Uno de sus mejores poemas es: Una pasado Meridiano. En él recorre no los barrios bajos sino el centro de la ciudad. Soldados, notarías, casas de citas, funerarias, pirueteros, mendigos, son los habitantes de ese mundo. La manera de elegir y colocar los sujetos es eficaz en estos poemas que aparecieron en Signos (1978).

En la cuneta el perro envenenado
muestra sus dientes amarillos.
Un sol de cobre
aporrea la nuca
y las caras aniñadas de los soldados bajo los cascos.
Notarías, casas de putas, bancos, funerarias.
Los saltimbanquis,
con sus ropas ceñidas
como bailarines
piruetean.

Mira a los que miran.
Considera esos rostros
atravesados
por una mueca rencorosa.
Bajo la suela
sentirás el asfalto
quemándote la planta.
Respira la aridez del aire,
el olor a betún, el polvo.

El viento trae un olor nauseabundo de los basureros.
Mediodías como olas de fuego sobre los tejados.
Un gallinazo vuela siguiendo la curva del río.

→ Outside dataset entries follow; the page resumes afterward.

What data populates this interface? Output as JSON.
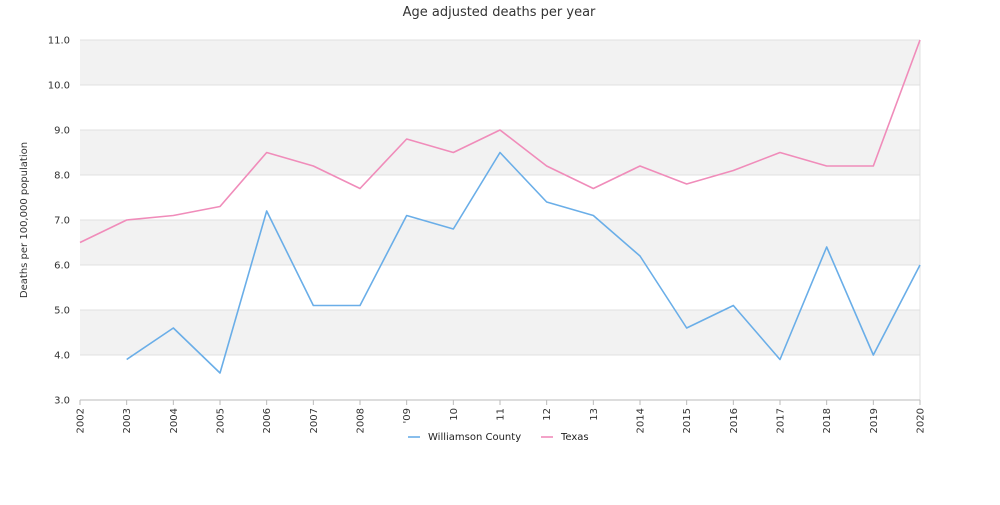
{
  "chart_data": {
    "type": "line",
    "title": "Age adjusted deaths per year",
    "xlabel": "",
    "ylabel": "Deaths per 100,000 population",
    "x": [
      "2002",
      "2003",
      "2004",
      "2005",
      "2006",
      "2007",
      "2008",
      "2009",
      "2010",
      "2011",
      "2012",
      "2013",
      "2014",
      "2015",
      "2016",
      "2017",
      "2018",
      "2019",
      "2020"
    ],
    "x_tick_labels": [
      "2002",
      "2003",
      "2004",
      "2005",
      "2006",
      "2007",
      "2008",
      "'09",
      "10",
      "11",
      "12",
      "13",
      "2014",
      "2015",
      "2016",
      "2017",
      "2018",
      "2019",
      "2020"
    ],
    "ylim": [
      3.0,
      11.0
    ],
    "y_ticks": [
      "3.0",
      "4.0",
      "5.0",
      "6.0",
      "7.0",
      "8.0",
      "9.0",
      "10.0",
      "11.0"
    ],
    "grid": true,
    "legend_position": "bottom",
    "series": [
      {
        "name": "Williamson County",
        "color": "#6aaee8",
        "values": [
          null,
          3.9,
          4.6,
          3.6,
          7.2,
          5.1,
          5.1,
          7.1,
          6.8,
          8.5,
          7.4,
          7.1,
          6.2,
          4.6,
          5.1,
          3.9,
          6.4,
          4.0,
          6.0
        ]
      },
      {
        "name": "Texas",
        "color": "#f08cba",
        "values": [
          6.5,
          7.0,
          7.1,
          7.3,
          8.5,
          8.2,
          7.7,
          8.8,
          8.5,
          9.0,
          8.2,
          7.7,
          8.2,
          7.8,
          8.1,
          8.5,
          8.2,
          8.2,
          11.0
        ]
      }
    ]
  }
}
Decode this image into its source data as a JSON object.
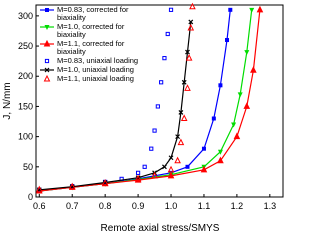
{
  "chart_data": {
    "type": "line",
    "x_label": "Remote axial stress/SMYS",
    "y_label": "J, N/mm",
    "xlim": [
      0.59,
      1.34
    ],
    "ylim": [
      0,
      318
    ],
    "xticks": [
      {
        "value": 0.6,
        "label": "0.6"
      },
      {
        "value": 0.7,
        "label": "0.7"
      },
      {
        "value": 0.8,
        "label": "0.8"
      },
      {
        "value": 0.9,
        "label": "0.9"
      },
      {
        "value": 1.0,
        "label": "1.0"
      },
      {
        "value": 1.1,
        "label": "1.1"
      },
      {
        "value": 1.2,
        "label": "1.2"
      },
      {
        "value": 1.3,
        "label": "1.3"
      }
    ],
    "yticks": [
      0,
      50,
      100,
      150,
      200,
      250,
      300
    ],
    "series": [
      {
        "name": "M=0.83, corrected for biaxiality",
        "color": "#0000ff",
        "marker": "square",
        "line": "solid",
        "x": [
          0.6,
          0.7,
          0.8,
          0.9,
          1.0,
          1.05,
          1.1,
          1.13,
          1.15,
          1.17,
          1.18
        ],
        "values": [
          10,
          16,
          22,
          30,
          40,
          50,
          80,
          130,
          185,
          260,
          310
        ]
      },
      {
        "name": "M=1.0, corrected for biaxiality",
        "color": "#00dd00",
        "marker": "triangle-down",
        "line": "solid",
        "x": [
          0.6,
          0.7,
          0.8,
          0.9,
          1.0,
          1.1,
          1.15,
          1.19,
          1.21,
          1.23,
          1.245
        ],
        "values": [
          10,
          16,
          22,
          29,
          37,
          50,
          75,
          120,
          170,
          240,
          310
        ]
      },
      {
        "name": "M=1.1, corrected for biaxiality",
        "color": "#ff0000",
        "marker": "triangle",
        "line": "solid",
        "x": [
          0.6,
          0.7,
          0.8,
          0.9,
          1.0,
          1.1,
          1.15,
          1.2,
          1.23,
          1.25,
          1.27
        ],
        "values": [
          10,
          16,
          22,
          28,
          35,
          45,
          60,
          100,
          150,
          210,
          310
        ]
      },
      {
        "name": "M=0.83, uniaxial loading",
        "color": "#0000ff",
        "marker": "square-open",
        "line": "dotted",
        "x": [
          0.6,
          0.7,
          0.8,
          0.85,
          0.9,
          0.92,
          0.94,
          0.95,
          0.96,
          0.97,
          0.98,
          0.99,
          1.0
        ],
        "values": [
          12,
          18,
          25,
          30,
          40,
          50,
          80,
          110,
          150,
          190,
          230,
          270,
          310
        ]
      },
      {
        "name": "M=1.0, uniaxial loading",
        "color": "#000000",
        "marker": "x",
        "line": "solid",
        "x": [
          0.6,
          0.7,
          0.8,
          0.9,
          0.95,
          0.98,
          1.0,
          1.02,
          1.03,
          1.04,
          1.05,
          1.06
        ],
        "values": [
          12,
          17,
          24,
          32,
          40,
          50,
          65,
          100,
          140,
          190,
          240,
          290
        ]
      },
      {
        "name": "M=1.1, uniaxial loading",
        "color": "#ff0000",
        "marker": "triangle-open",
        "line": "none",
        "x": [
          0.6,
          0.7,
          0.8,
          0.9,
          0.95,
          1.0,
          1.02,
          1.03,
          1.04,
          1.05,
          1.055,
          1.06,
          1.065
        ],
        "values": [
          12,
          17,
          23,
          30,
          35,
          45,
          60,
          90,
          130,
          180,
          230,
          280,
          315
        ]
      }
    ]
  }
}
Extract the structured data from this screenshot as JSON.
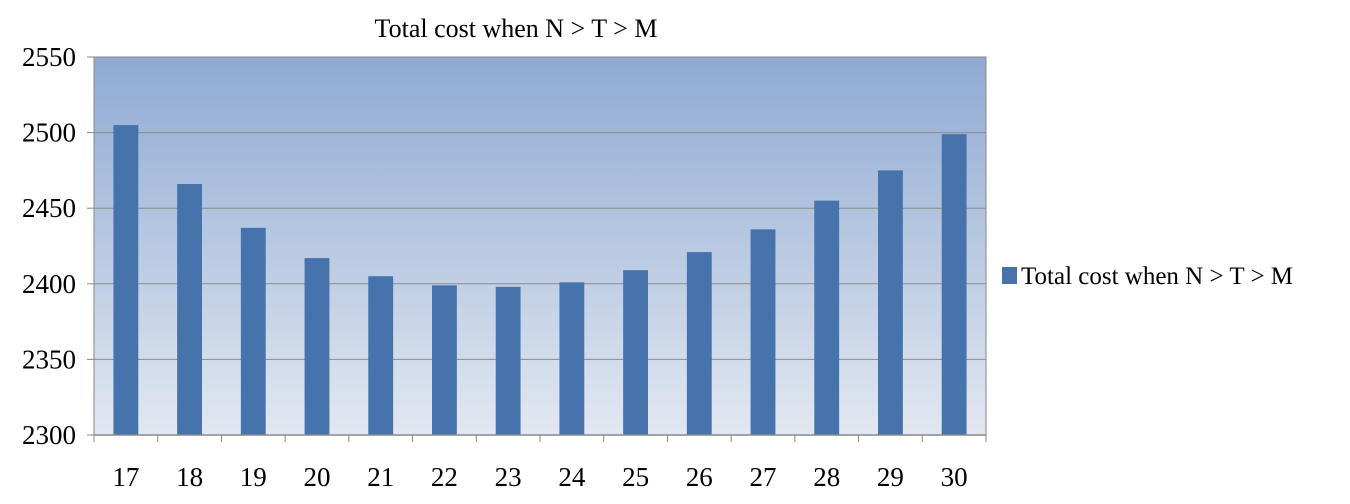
{
  "chart_data": {
    "type": "bar",
    "title": "Total cost when N > T > M",
    "xlabel": "",
    "ylabel": "",
    "categories": [
      "17",
      "18",
      "19",
      "20",
      "21",
      "22",
      "23",
      "24",
      "25",
      "26",
      "27",
      "28",
      "29",
      "30"
    ],
    "series": [
      {
        "name": "Total cost when N > T > M",
        "values": [
          2505,
          2466,
          2437,
          2417,
          2405,
          2399,
          2398,
          2401,
          2409,
          2421,
          2436,
          2455,
          2475,
          2499
        ],
        "color": "#4673AB"
      }
    ],
    "ylim": [
      2300,
      2550
    ],
    "yticks": [
      "2300",
      "2350",
      "2400",
      "2450",
      "2500",
      "2550"
    ],
    "grid": true,
    "legend_position": "right",
    "plot_background_top": "#8FAAD3",
    "plot_background_bottom": "#E2E8F1"
  }
}
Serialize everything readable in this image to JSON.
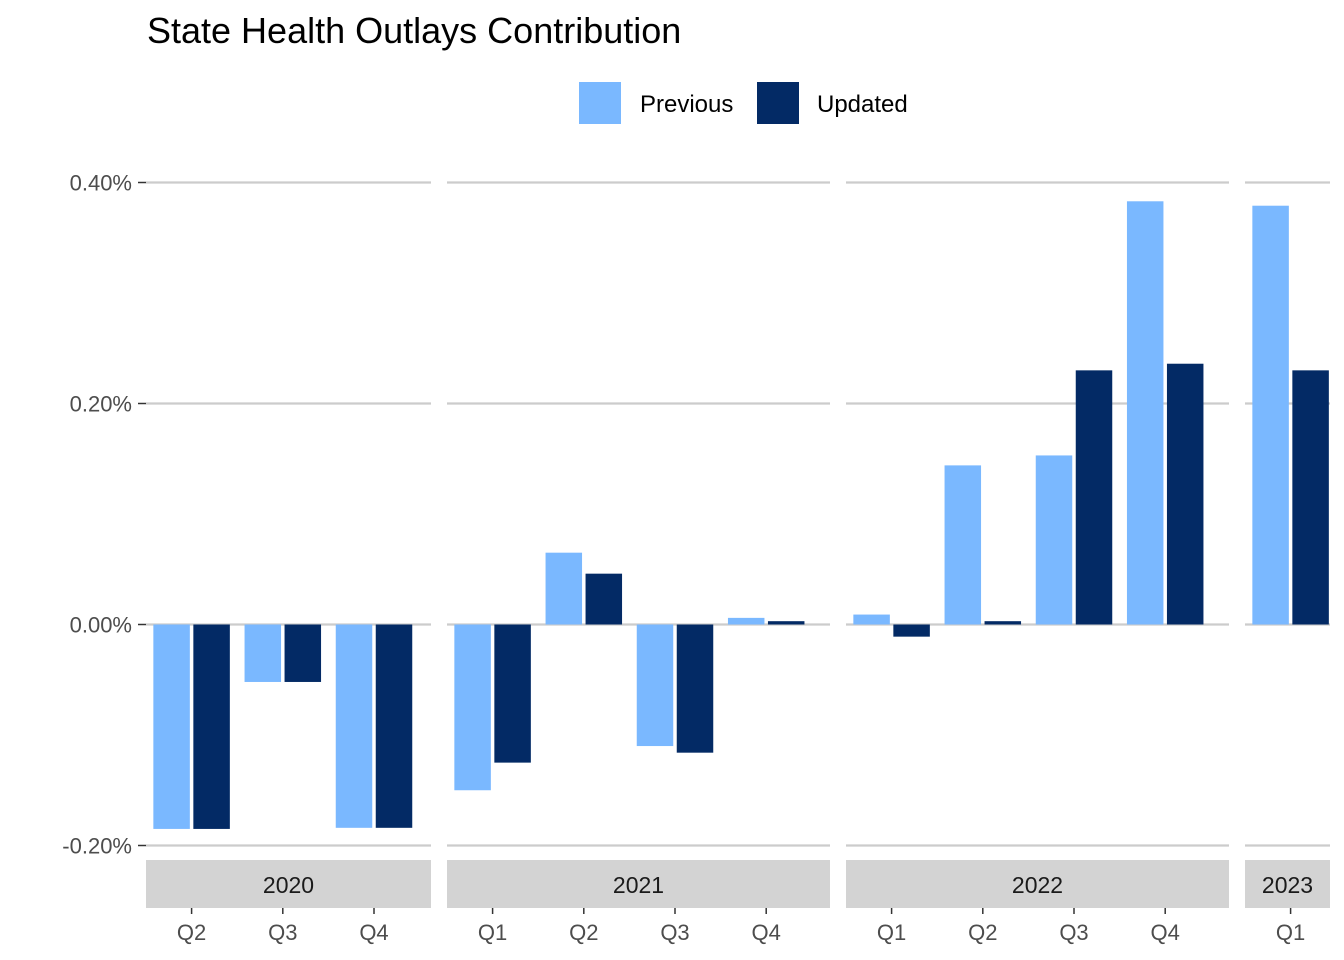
{
  "chart_data": {
    "type": "bar",
    "title": "State Health Outlays Contribution",
    "xlabel": "",
    "ylabel": "",
    "ylim": [
      -0.2,
      0.4
    ],
    "y_ticks": [
      "0.40%",
      "0.20%",
      "0.00%",
      "-0.20%"
    ],
    "y_tick_values": [
      0.4,
      0.2,
      0.0,
      -0.2
    ],
    "grid": "horizontal",
    "legend_position": "top",
    "series": [
      {
        "name": "Previous",
        "color": "#7ab8ff"
      },
      {
        "name": "Updated",
        "color": "#032a65"
      }
    ],
    "facets": [
      {
        "label": "2020",
        "quarters": [
          {
            "label": "Q2",
            "values": [
              -0.185,
              -0.185
            ]
          },
          {
            "label": "Q3",
            "values": [
              -0.052,
              -0.052
            ]
          },
          {
            "label": "Q4",
            "values": [
              -0.184,
              -0.184
            ]
          }
        ]
      },
      {
        "label": "2021",
        "quarters": [
          {
            "label": "Q1",
            "values": [
              -0.15,
              -0.125
            ]
          },
          {
            "label": "Q2",
            "values": [
              0.065,
              0.046
            ]
          },
          {
            "label": "Q3",
            "values": [
              -0.11,
              -0.116
            ]
          },
          {
            "label": "Q4",
            "values": [
              0.006,
              0.003
            ]
          }
        ]
      },
      {
        "label": "2022",
        "quarters": [
          {
            "label": "Q1",
            "values": [
              0.009,
              -0.011
            ]
          },
          {
            "label": "Q2",
            "values": [
              0.144,
              0.003
            ]
          },
          {
            "label": "Q3",
            "values": [
              0.153,
              0.23
            ]
          },
          {
            "label": "Q4",
            "values": [
              0.383,
              0.236
            ]
          }
        ]
      },
      {
        "label": "2023",
        "quarters": [
          {
            "label": "Q1",
            "values": [
              0.379,
              0.23
            ]
          }
        ]
      }
    ]
  }
}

Párate a oír cantar a las dos ciegas.
Sentadas en el borde de concreto
de la jardinera, remotas,
rascarán sus guitarras.
Fija el dúo de voces
nasales, agudas;
el crotaloteo de las maracas.

En la acera de enfrente,
con el barboquejo pegado al mentón,
habrá un soldado inmóvil.
La poesía de Arango  tiene otro rasgo definitorio: no sirve de moral. El lector debe sacar sus conclusiones de los asuntos que el poeta, como un socrático, propone. Pero Arango sabe de qué habla. Y sin añorar el pasado uno de sus textos sitúa ideológicamente el tiempo que le ha tocado vivir.

Pensaba un lenguaje secreto,
inventado para asegurarse contra los desvaríos.

 

De noche, en la vasta sala,
con la luz en el rostro,
solía releer un grave libro.

La leyenda, no obstante,
lo imagina sobre su caballo.
Detenido en un gesto de ira.

Era el Señor.
Aún están las huellas
en la mesa, en las leyes,
en los pechos de las doncellas,
en el vaso que empañó con su respiración.

(El Señor)

Harold Alvarado Tenorio

[1] Publicó Este lugar de la noche, 1973; Signos, 1978; Cantiga, 1987; Poemas escogidos, 1988; Poemas, 1991; Tres poetas norteamericanos: Whitman, Dickinson, Williams, 1993; En mi flor me he escondido: poemas de Emily Dickinson, 1994; Montañas, 1995. Poemas reunidos, 1997; La sombra de la mano en el muro, 2002. Véase Andrés Vergara: El poeta José Manuel Arango, en El Mundo, Medellín, Junio 8, 1996; Harold Alvarado Tenorio: Una generación desencantada, los poetas colombianos de los años setenta, en Anuario de Literatura Hispanoamericana, Universidad Complutense de Madrid, 1985; Jaime Eduardo Jaramillo: Mito y vigencia de la ciudad en la poesía de José Manuel Arango, en Revista Universidad de Antioquia. Medellín. Vol. 60 no. 223, enero 1991; Luís Germán Sierra: Cántiga, en Revista Universidad de Antioquia. Medellín. Vol. 56 no. 212, Abril 1988; Tarsicio Valencia: Curvaturas en la poesía de José Manuel Arango, en Revista Universidad de Antioquia. Medellín. Vol. 56 no. 212, Abril 1988; Víctor Gaviria: Signos de José Manuel Arango, en El Colombiano. Suplemento Dominical. Medellín. Agosto 6, 1978;

[2] Creó con Elkin Restrepo las revistas de poesía Acuarimántima y Deshora.

[3] Tradujo también El solitario de la montaña fría, poemas de Han-shan (1994).

[4] Antología critica de la poesía colombiana, 1974.